The taller teen takes a moment to regain his composure. "So, should we-"

But he's quickly cut off by an announcement from the party's host. "Alright, my holly jolly houseguests! The ugly Christmas sweater contest is about to begin, so anyone who wants to enter should go to the living room for the chance to win a kiss from the girl of your choice! Some restrictions may apply, fellas. We don't have Jessica Alba here, so don't pull that bullshit and ask for her. As for the ladies, expect a similar contest in an hour!"

The shorter teen isn't impressed in the slightest. "Jesus Christ, what is this, the 1960s? What kind of dou-"

"Do you, um, think Christine is gonna be there?" Jeremy squeaks out. This is the third time this week he's mentioned his puppy-dog crush on Christine, and Michael isn't having it. This is supposed to be a night all about getting into drunken teenage adventures, not trying to woo some girl who probably doesn't even like him back. This is seriously going to cut into their boyish shenanigans. Convincing both of their parents to let them stay out so late was hard enough, and Michael certainly doesn't want to spend the night drinking alone, surrounded by strangers hopped up on teenage hormones and rebellion, among other substances.

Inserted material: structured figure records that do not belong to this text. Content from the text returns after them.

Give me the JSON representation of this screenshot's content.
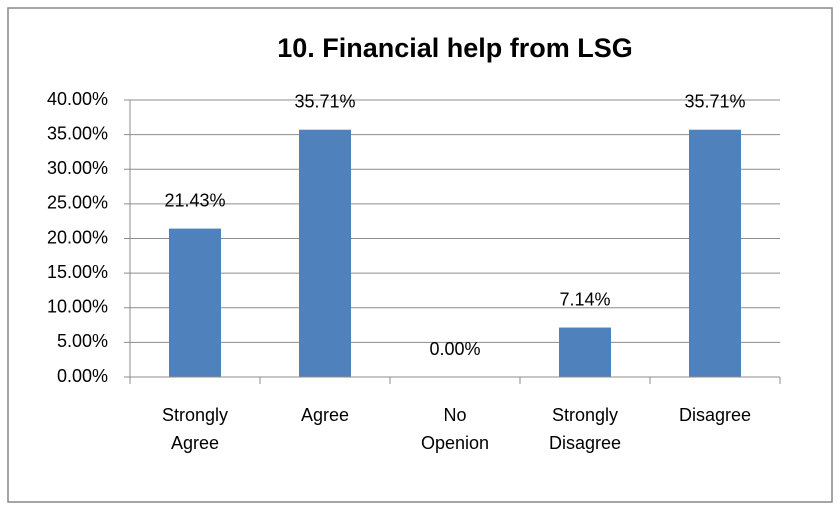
{
  "chart_data": {
    "type": "bar",
    "title": "10. Financial help from LSG",
    "categories": [
      "Strongly Agree",
      "Agree",
      "No Openion",
      "Strongly Disagree",
      "Disagree"
    ],
    "values": [
      21.43,
      35.71,
      0,
      7.14,
      35.71
    ],
    "value_labels": [
      "21.43%",
      "35.71%",
      "0.00%",
      "7.14%",
      "35.71%"
    ],
    "color": "#4f81bd",
    "ylim": [
      0,
      40
    ],
    "yticks": [
      {
        "value": 0,
        "label": "0.00%"
      },
      {
        "value": 5,
        "label": "5.00%"
      },
      {
        "value": 10,
        "label": "10.00%"
      },
      {
        "value": 15,
        "label": "15.00%"
      },
      {
        "value": 20,
        "label": "20.00%"
      },
      {
        "value": 25,
        "label": "25.00%"
      },
      {
        "value": 30,
        "label": "30.00%"
      },
      {
        "value": 35,
        "label": "35.00%"
      },
      {
        "value": 40,
        "label": "40.00%"
      }
    ],
    "grid": true
  }
}
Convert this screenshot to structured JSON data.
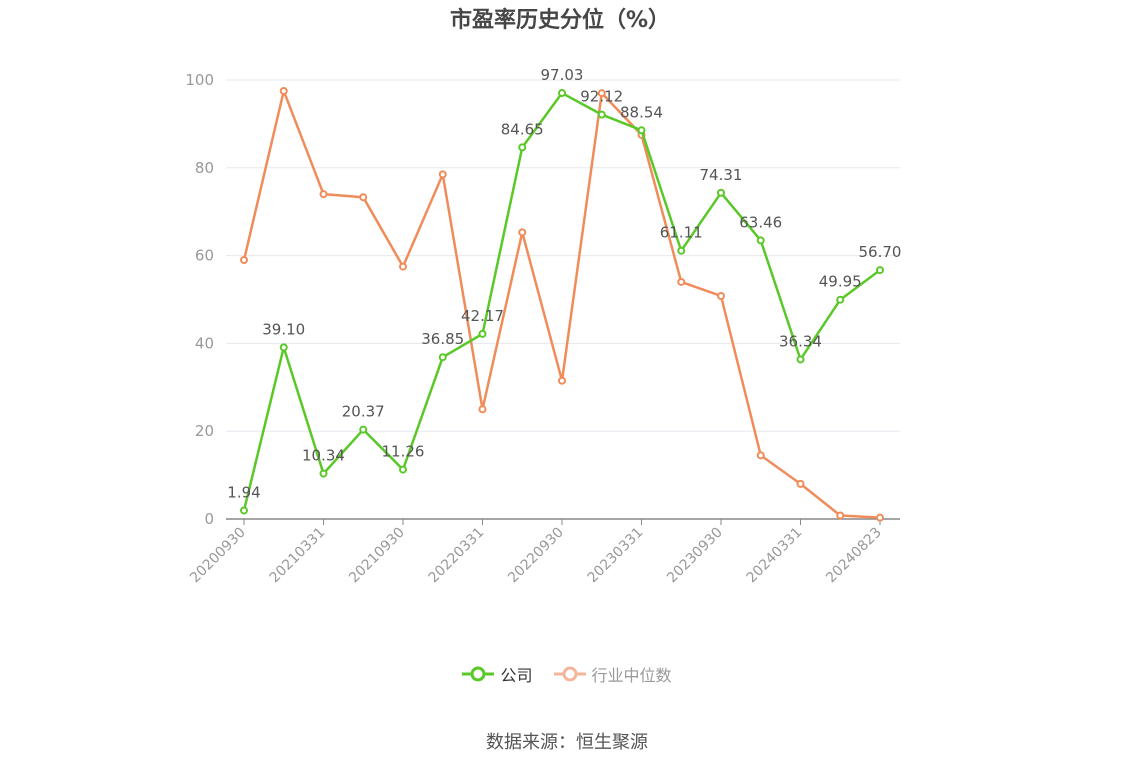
{
  "chart_data": {
    "type": "line",
    "title": "市盈率历史分位（%）",
    "x_ticks": [
      "20200930",
      "20210331",
      "20210930",
      "20220331",
      "20220930",
      "20230331",
      "20230930",
      "20240331",
      "20240823"
    ],
    "x": [
      "20200930",
      "20201231",
      "20210331",
      "20210630",
      "20210930",
      "20211231",
      "20220331",
      "20220630",
      "20220930",
      "20221231",
      "20230331",
      "20230630",
      "20230930",
      "20231231",
      "20240331",
      "20240630",
      "20240823"
    ],
    "ylim": [
      0,
      100
    ],
    "y_ticks": [
      0,
      20,
      40,
      60,
      80,
      100
    ],
    "grid": true,
    "legend_position": "bottom",
    "series": [
      {
        "name": "公司",
        "color": "#5ac828",
        "values": [
          1.94,
          39.1,
          10.34,
          20.37,
          11.26,
          36.85,
          42.17,
          84.65,
          97.03,
          92.12,
          88.54,
          61.11,
          74.31,
          63.46,
          36.34,
          49.95,
          56.7
        ],
        "labels": [
          "1.94",
          "39.10",
          "10.34",
          "20.37",
          "11.26",
          "36.85",
          "42.17",
          "84.65",
          "97.03",
          "92.12",
          "88.54",
          "61.11",
          "74.31",
          "63.46",
          "36.34",
          "49.95",
          "56.70"
        ]
      },
      {
        "name": "行业中位数",
        "color": "#f08c5a",
        "values": [
          59.0,
          97.5,
          74.0,
          73.3,
          57.5,
          78.5,
          25.0,
          65.3,
          31.5,
          97.0,
          87.5,
          54.0,
          50.8,
          14.5,
          8.0,
          0.8,
          0.3
        ]
      }
    ]
  },
  "legend": {
    "items": [
      {
        "label": "公司",
        "color": "#5ac828",
        "state": "active"
      },
      {
        "label": "行业中位数",
        "color": "#f5b59a",
        "state": "inactive"
      }
    ]
  },
  "source": "数据来源：恒生聚源"
}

"Dude, you can't seriously be considering-" Michael begins, but is quickly cut off.

"At least it would be me kissing her and not some jerkwad." Jeremy's voice is laced with hope that can only be found in the likes of a teenager hopped up on hormones and rebellion.

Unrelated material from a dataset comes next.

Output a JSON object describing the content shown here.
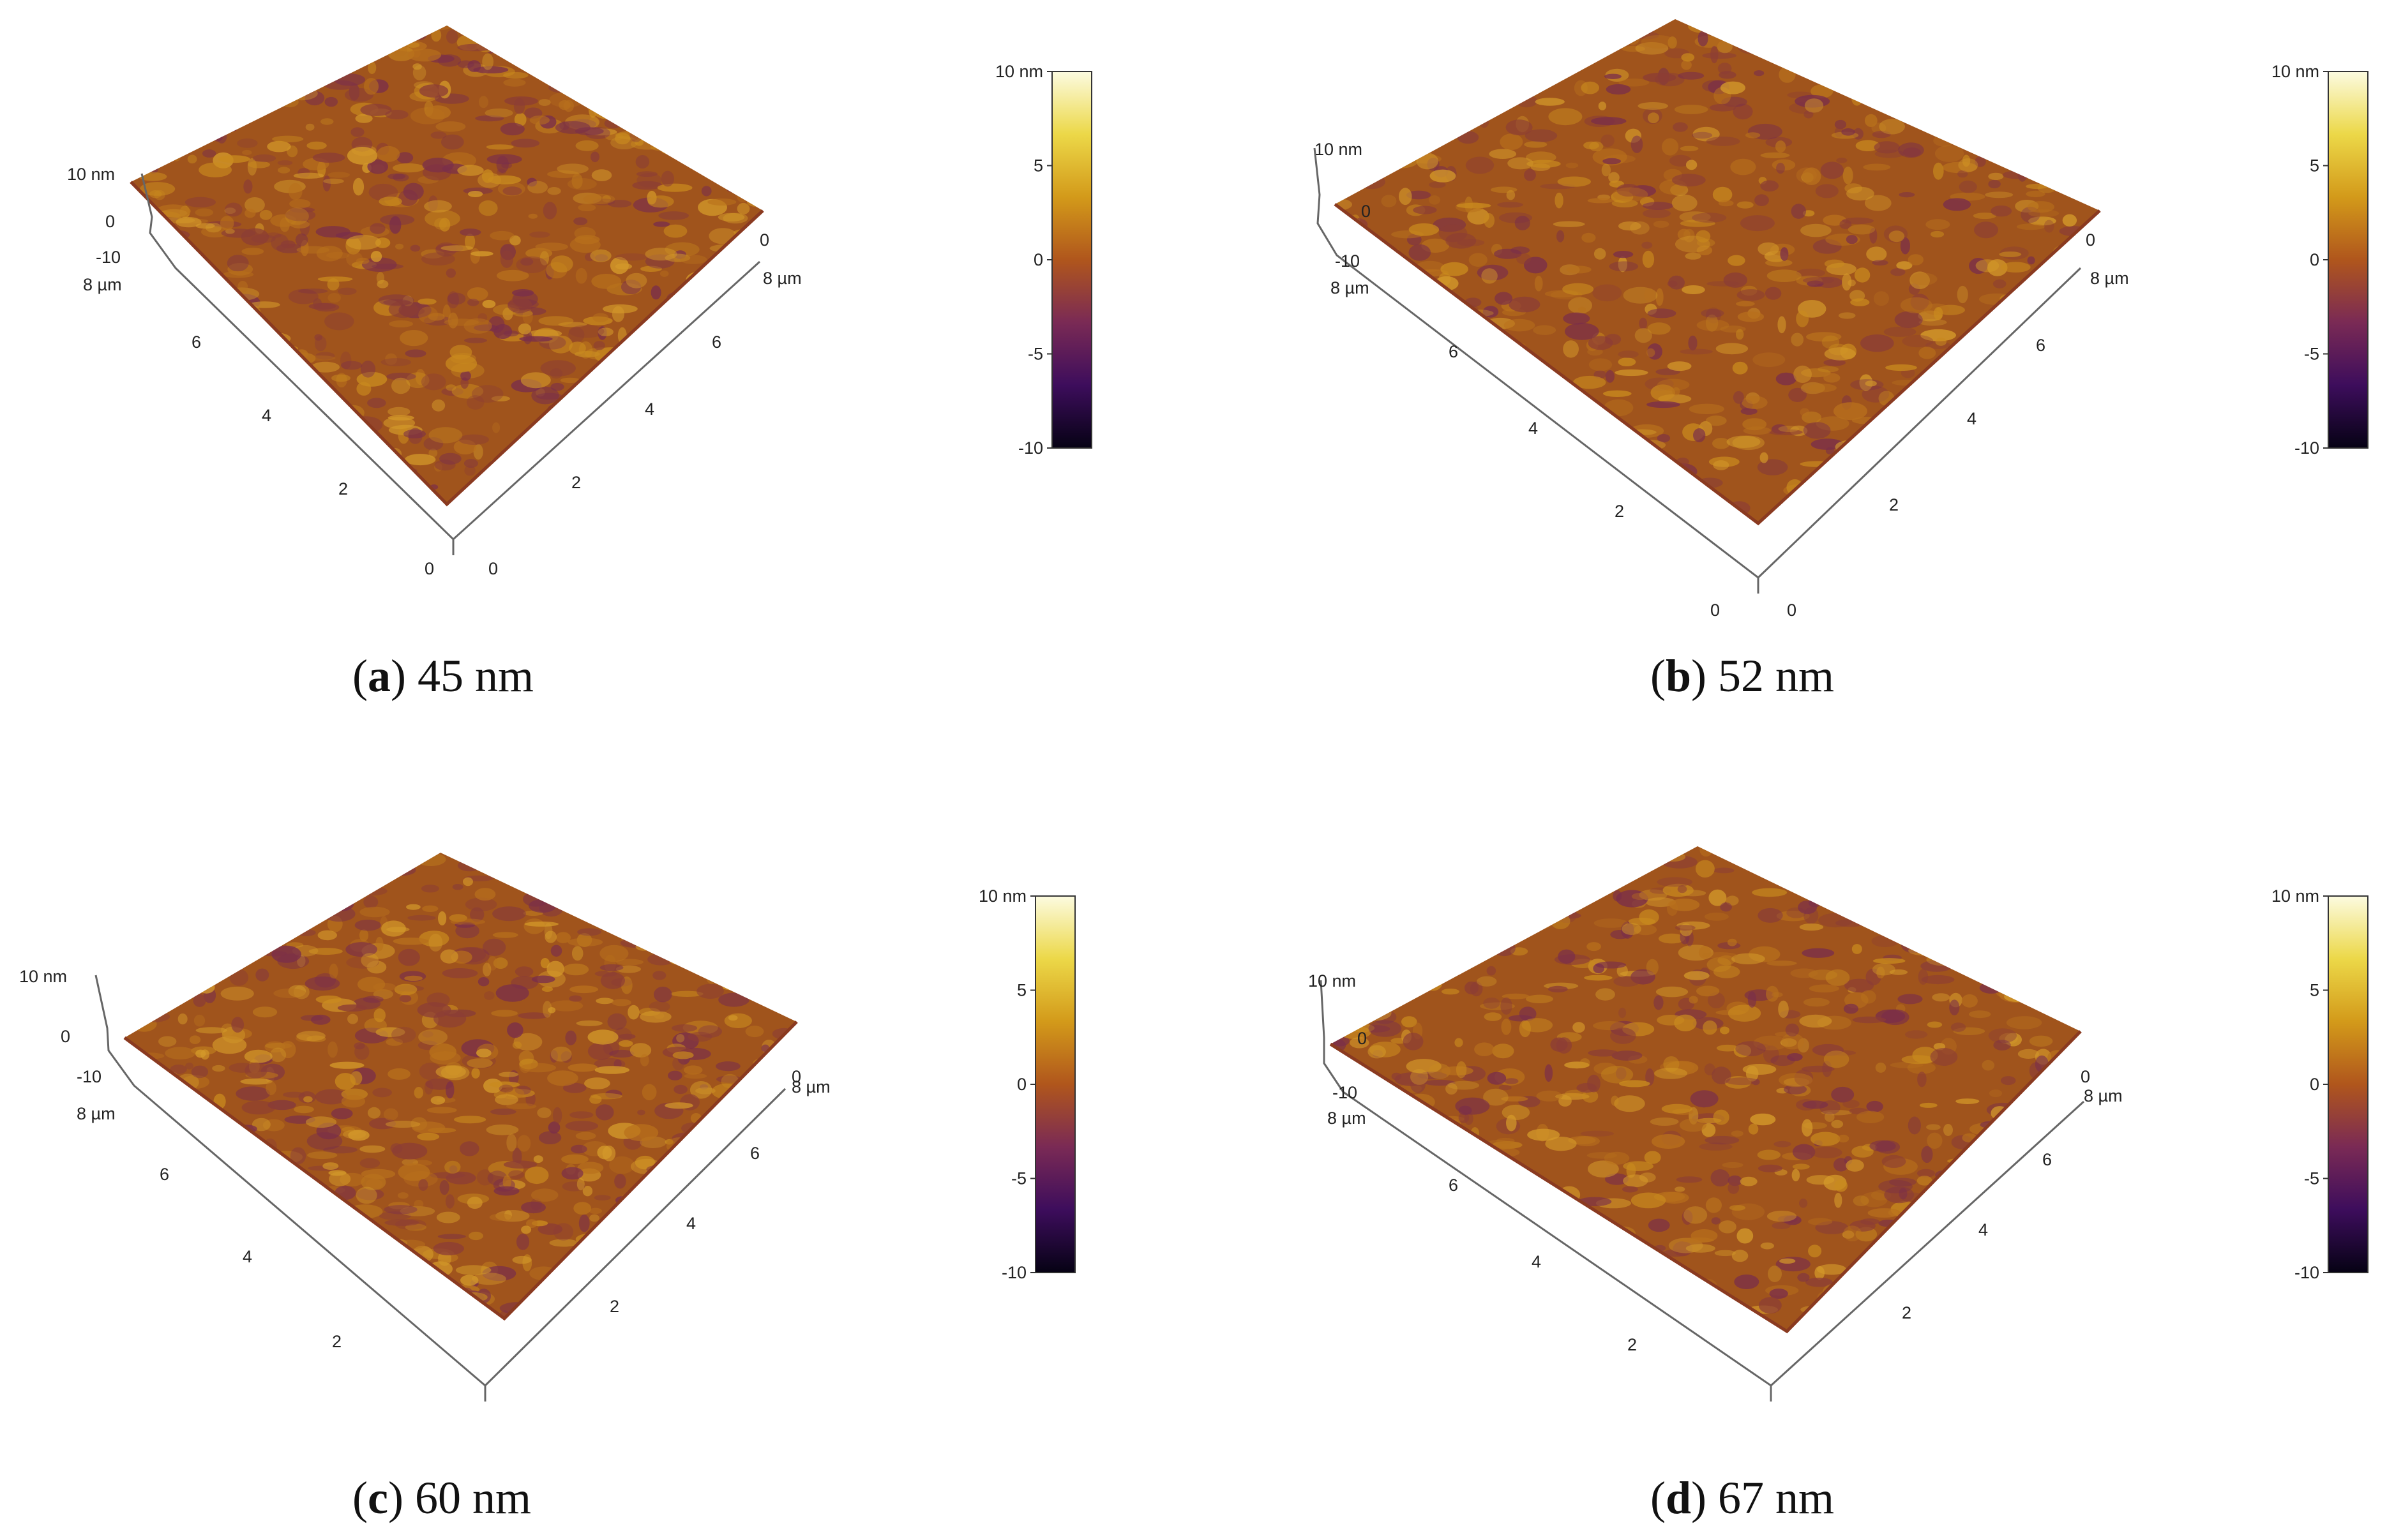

The shorter teen is swift in his rejection. "You don't even have a Christmas sweater, Jer. And we don't know if she's in there."

Jeremy mulls everything over for a second. "Well… you do. Have a sweater, I mean. And I bet it would fit me."

"No," Michael says.

"But- oh, come on, Michael! It'll only be for a few minu-" Jeremy lightly punches Michael on the arm, in jest. It mostly comes off as awkward and forced.

"No," Michael says, with slightly more force.

There's a noticeable twinkle in Jeremy's eyes. "I swear I won't do anything to it, and I-"

"Hey, you two!" A deep voice booms from up ahead. Oh. The pair have already reached the house. Their bickering must've distracted them. Standing in front of the door to Jake Dillinger's house is a rather frazzled looking 'bouncer' of sorts. He's wearing shades, probably in an attempt to look tough, but since it's so dark outside they can't be of much assistance in any sense of the word. His hair is wildly messy, and he looks almost too drunk to be standing straight. Doesn't that break bouncer code, or something? The bouncer says something, notices that his voice can't be heard over the noise, and tries speaking again with more volume. "Are you coming in, or what?"

Jeremy gives Michael a hard stare before pulling him through the open door towards a mass of drunk teenagers in surprisingly skimpy outfits, considering the weather. This is the seventh layer of hell, and Michael is far too sober to deal with it. But Jeremy has a look of pure fire in his eyes that Michael has never seen in all his years of knowing him. He looks as if he'd move heaven and earth for the chance to enter a contest where he doesn't even know the prize.

Maybe he'll lose. Maybe Christine isn't even at the party. Both are possible. Probable, even. Jeremy knows this. And yet…

"Ten minutes. That's all I'm asking."